Colorectal cancer survivors may be able to reduce their risk of death by eating more fiber and whole grains, according to a new study from researchers at Massachusetts General Hospital and Harvard Medical School.

By the numbers: The study analyzed data from two studies of doctors and nurses that tracked food intake with regular questionnaires over multiple decades. Out of 1,575 patients diagnosed with stage 1 to 3 colorectal cancer, 773 had died from various causes, including 174 who died from colorectal cancer.

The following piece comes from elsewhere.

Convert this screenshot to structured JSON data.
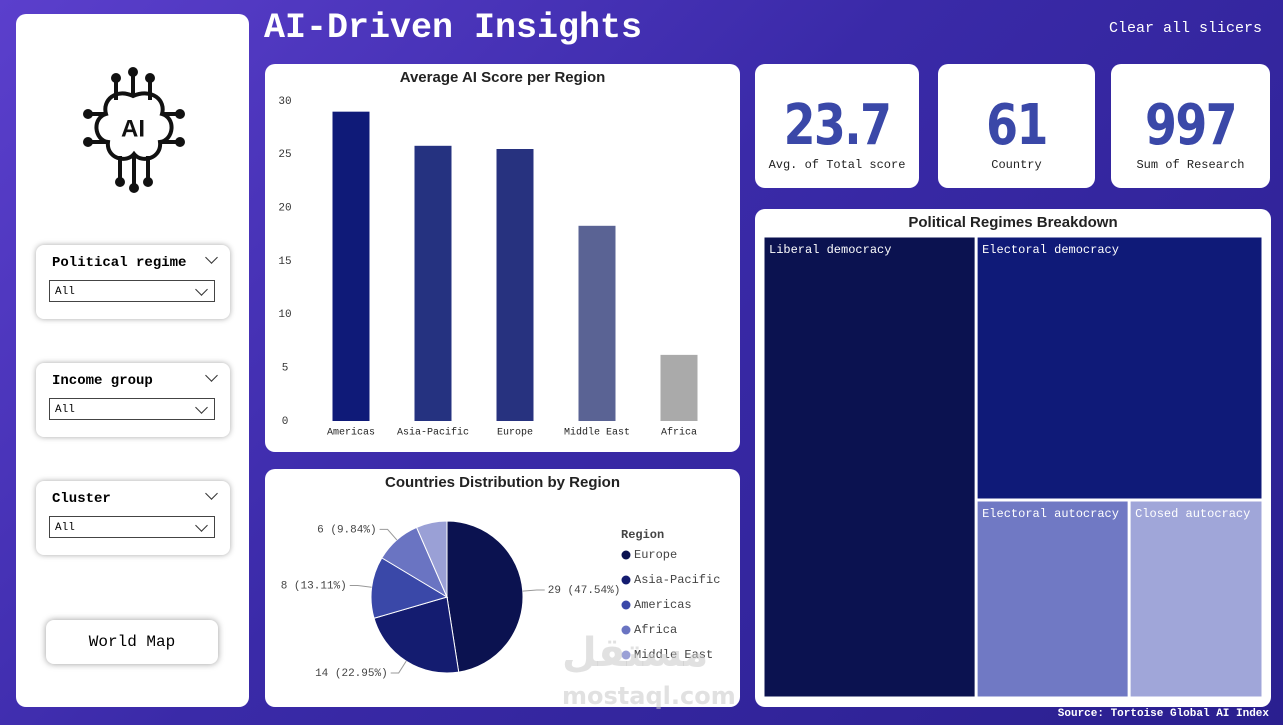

When researchers compared fiber intake to death rates, they found every 5 gram increase in daily fiber intake reduced the chance of death from colorectal cancer by 18 percent, and the chance of death from any cause by 14 percent. The maximum benefit was achieved at 24 grams per day of fiber. Cereal fibers had the largest impact on death rates, while vegetable fiber intake lowered overall death rates, but not from colorectal cancer. Fruit fiber intake had no impact on death rates.

Bottom line: Researchers were not able to randomly assign the patients to high or low fiber diets, so no firm conclusion could be drawn about a protective effect. The study findings are supported by previous research that every 10-gram increase in fiber intake lowered the risk of colorectal cancer by 10 percent. But the question of whether fiber could prevent colorectal cancer recurrence had not been previously tested.